São Paulo, 19 (AE) - O plantio de soja no Paraná deve ser 1% maior do que o da safra passada, segundo Departamento de Economia Rural da Secretaria de Agricultura do Paraná. O cultivo no Estado deve atingir 2,797 milhões de hectares, contra 2,770 milhões de hectares em 98/99. A informação consta do quarto levantamento de plantio do Deral, divulgado hoje. O trabalho foi concluído a partir de dados coletados até a última sexta-feira.
No primeiro levantamento, feito em fim de julho, o Deral estimava que a área de soja fosse cair 2% este ano, ficando em 2 715 milhões de hectares. De acordo com a agrônoma Vera Zardo, coordenadora da Divisão de Conjuntura Agropecuária do Deral, a recuperação da soja se deve há dois motivos. O primeiro é a melhoria dos preços do produto no mercado. O segundo é a estiagem no Estado, que está atrapalhando o plantio do milho.

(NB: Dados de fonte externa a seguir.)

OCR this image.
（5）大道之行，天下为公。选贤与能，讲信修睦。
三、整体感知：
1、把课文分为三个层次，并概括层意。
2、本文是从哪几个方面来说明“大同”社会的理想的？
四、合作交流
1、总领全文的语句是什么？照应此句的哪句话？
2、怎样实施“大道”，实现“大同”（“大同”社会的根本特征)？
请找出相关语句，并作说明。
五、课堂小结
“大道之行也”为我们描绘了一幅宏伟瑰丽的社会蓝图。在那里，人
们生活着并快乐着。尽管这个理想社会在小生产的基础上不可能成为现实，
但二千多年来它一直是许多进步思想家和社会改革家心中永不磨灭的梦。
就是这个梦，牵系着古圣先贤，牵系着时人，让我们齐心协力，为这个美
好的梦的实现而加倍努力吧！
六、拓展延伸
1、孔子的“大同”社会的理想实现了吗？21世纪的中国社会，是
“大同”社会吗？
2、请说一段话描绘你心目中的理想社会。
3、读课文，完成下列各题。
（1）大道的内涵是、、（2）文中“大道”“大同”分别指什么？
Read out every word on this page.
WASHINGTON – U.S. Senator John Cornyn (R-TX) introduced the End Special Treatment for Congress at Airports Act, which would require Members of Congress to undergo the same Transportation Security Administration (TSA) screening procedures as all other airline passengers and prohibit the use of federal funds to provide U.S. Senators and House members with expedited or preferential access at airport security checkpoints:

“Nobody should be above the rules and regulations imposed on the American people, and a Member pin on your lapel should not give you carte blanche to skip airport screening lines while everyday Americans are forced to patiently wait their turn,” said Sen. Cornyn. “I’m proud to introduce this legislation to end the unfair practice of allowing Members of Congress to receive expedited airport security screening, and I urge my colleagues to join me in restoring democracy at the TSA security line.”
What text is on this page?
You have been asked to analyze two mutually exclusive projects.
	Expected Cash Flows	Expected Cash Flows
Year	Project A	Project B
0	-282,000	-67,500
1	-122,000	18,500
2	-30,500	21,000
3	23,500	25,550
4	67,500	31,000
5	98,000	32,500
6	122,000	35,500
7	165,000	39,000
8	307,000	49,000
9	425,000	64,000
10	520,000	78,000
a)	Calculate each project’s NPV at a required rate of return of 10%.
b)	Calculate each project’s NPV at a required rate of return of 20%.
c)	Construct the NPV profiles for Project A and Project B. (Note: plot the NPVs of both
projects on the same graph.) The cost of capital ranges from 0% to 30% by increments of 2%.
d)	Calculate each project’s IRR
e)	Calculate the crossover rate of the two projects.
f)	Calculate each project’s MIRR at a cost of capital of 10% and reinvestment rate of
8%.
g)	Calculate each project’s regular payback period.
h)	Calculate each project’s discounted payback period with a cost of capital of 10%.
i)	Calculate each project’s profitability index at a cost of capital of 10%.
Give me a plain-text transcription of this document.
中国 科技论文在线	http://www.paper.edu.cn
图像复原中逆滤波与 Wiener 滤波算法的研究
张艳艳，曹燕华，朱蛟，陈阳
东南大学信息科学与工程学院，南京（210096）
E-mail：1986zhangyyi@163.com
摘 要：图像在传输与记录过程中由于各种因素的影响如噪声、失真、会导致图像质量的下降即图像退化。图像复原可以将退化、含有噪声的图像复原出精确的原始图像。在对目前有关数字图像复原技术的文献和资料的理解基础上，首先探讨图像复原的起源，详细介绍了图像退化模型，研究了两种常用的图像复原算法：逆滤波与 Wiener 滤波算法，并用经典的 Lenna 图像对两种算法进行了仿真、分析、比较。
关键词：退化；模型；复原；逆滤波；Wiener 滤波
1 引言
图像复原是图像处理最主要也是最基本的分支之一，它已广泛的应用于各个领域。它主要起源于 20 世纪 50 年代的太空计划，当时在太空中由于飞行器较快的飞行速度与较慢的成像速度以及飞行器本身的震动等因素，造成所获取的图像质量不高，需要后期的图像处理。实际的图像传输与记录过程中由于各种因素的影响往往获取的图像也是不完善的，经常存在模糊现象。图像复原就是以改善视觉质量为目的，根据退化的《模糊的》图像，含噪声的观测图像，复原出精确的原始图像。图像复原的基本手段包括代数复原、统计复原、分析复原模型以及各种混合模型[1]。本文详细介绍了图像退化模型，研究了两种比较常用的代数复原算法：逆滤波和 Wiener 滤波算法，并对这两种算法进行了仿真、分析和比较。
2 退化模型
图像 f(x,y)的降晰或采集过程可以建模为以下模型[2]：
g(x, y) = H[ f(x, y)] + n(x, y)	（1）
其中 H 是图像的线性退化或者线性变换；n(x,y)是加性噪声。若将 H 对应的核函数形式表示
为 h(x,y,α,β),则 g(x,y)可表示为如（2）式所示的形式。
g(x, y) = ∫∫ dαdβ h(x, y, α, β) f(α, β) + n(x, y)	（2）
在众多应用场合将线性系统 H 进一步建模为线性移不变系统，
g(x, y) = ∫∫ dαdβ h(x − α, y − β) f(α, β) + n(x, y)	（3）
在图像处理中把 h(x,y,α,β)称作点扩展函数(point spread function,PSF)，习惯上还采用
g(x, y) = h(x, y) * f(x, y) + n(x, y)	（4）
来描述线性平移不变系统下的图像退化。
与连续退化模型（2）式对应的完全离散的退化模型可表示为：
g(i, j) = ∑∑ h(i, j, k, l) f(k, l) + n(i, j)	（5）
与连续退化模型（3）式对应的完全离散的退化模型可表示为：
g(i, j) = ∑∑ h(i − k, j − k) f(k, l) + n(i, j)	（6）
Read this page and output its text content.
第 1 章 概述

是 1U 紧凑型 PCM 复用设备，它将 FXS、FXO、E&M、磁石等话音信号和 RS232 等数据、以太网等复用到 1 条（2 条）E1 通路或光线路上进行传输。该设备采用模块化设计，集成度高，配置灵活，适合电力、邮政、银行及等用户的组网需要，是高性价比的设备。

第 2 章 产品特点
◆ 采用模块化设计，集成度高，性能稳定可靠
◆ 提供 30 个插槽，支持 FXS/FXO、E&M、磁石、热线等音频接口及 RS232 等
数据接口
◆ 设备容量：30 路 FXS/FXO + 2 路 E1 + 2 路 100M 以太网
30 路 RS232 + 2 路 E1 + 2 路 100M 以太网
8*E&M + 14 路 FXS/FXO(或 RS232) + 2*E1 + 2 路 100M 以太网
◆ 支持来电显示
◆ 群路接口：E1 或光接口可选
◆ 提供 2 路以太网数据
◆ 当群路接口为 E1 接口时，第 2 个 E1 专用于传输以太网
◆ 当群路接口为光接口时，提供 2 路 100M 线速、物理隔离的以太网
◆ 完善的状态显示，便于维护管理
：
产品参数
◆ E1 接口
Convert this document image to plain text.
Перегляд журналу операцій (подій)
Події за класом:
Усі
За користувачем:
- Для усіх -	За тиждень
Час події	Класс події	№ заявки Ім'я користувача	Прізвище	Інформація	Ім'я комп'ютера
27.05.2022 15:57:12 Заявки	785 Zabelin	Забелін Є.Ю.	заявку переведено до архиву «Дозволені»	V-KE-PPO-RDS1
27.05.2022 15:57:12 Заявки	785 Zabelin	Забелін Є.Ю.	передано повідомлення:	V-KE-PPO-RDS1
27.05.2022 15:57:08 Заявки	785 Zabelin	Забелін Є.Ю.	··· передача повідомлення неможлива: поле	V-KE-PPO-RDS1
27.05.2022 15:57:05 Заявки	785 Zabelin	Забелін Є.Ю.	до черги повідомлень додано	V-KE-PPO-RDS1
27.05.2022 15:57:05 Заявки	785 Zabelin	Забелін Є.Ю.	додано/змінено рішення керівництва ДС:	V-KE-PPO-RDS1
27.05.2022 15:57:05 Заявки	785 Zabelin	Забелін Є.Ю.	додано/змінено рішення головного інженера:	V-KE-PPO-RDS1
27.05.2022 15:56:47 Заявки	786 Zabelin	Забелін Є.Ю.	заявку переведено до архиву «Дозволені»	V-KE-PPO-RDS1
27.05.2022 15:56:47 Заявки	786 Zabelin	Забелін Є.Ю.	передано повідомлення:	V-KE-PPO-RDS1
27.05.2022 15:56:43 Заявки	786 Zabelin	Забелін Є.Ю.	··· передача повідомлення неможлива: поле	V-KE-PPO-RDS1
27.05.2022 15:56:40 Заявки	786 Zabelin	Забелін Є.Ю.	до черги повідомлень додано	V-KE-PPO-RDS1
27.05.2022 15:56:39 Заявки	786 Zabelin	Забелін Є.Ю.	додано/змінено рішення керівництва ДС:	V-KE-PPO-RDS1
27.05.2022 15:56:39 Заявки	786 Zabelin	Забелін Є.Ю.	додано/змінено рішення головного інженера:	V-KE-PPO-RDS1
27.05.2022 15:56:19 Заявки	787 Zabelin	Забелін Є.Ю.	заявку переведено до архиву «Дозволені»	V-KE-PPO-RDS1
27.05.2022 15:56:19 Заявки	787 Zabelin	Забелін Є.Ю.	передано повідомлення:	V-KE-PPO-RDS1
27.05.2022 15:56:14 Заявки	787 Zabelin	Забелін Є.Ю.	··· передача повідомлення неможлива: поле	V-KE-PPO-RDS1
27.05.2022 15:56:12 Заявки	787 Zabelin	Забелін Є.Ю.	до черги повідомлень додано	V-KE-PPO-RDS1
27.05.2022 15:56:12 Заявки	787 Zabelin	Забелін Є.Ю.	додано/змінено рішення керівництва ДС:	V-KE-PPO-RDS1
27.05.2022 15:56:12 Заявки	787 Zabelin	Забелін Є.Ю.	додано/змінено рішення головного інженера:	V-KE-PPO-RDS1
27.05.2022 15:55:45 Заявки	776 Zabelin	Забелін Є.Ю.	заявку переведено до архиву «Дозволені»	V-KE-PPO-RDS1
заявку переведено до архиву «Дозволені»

Em áreas onde o plantio é feito preferencialmente em setembro, alguns produtores se voltaram para a soja. "Mesmo algumas lavouras plantadas onde o milho estava com más condições de germinação e com ataque de pragas, as lavouras estão sendo erradicadas para o plantio da soja", diz Zardo.
Segundo a agrônoma, a alteração na situação de plantio no Paraná não chega a ser surpreendente. "Em algumas áreas do Estado, como o Norte, Oeste e Centro-Oeste, os produtores gostam de plantar soja na primeira safra e milho na segunda safra", observa. "Isso porque a soja tem uma liquidez muito maior", diz.
O Deral reviu para baixo a área de milho no Paraná. A área plantada é estimada em 1,575 milhão de hectares, apenas 3% acima do plantado no ano passado, que foi 1,527 milhão de hectares. A estiagem no Paraná foi o principal limitador do plantio, diz a agrônoma Vera Zardo. Na primeira estimativa do Deral, a projeção era de que a área aumentasse 6%, ficando em 1 620 milhão de hectares.
O aumento da intenção de plantio foi causado pela alta dos preços do mercado doméstico, onde o produtor está recebendo até R$ 9,50 por saca no atual momento. O plantio do milho, até sexta-feira passada, atingia 55% da área estimada. Até fim de outubro, o Paraná costuma plantar 82% da área de milho. "Houve chuvas de sexta para sábado em todas as regiões do Paraná, embora a intensidade tenha variado, e isso pode ajudar", diz Zardo. Ela nota, contudo, que as chuvas também beneficiam o plantio da soja que começa geralmente nesta época no Estado. "Os próximos dias serão decisivos, porque saberemos se o produtor vai decidir plantar milho ou soja com essas chuvas", diz Zardo. "Por isso, continuaremos em campo e divulgaremos mais um relatório no fim do mês." O plantio da soja, que começa mesmo a partir do dia 20, até sexta equivalia a apenas 0,6% da área.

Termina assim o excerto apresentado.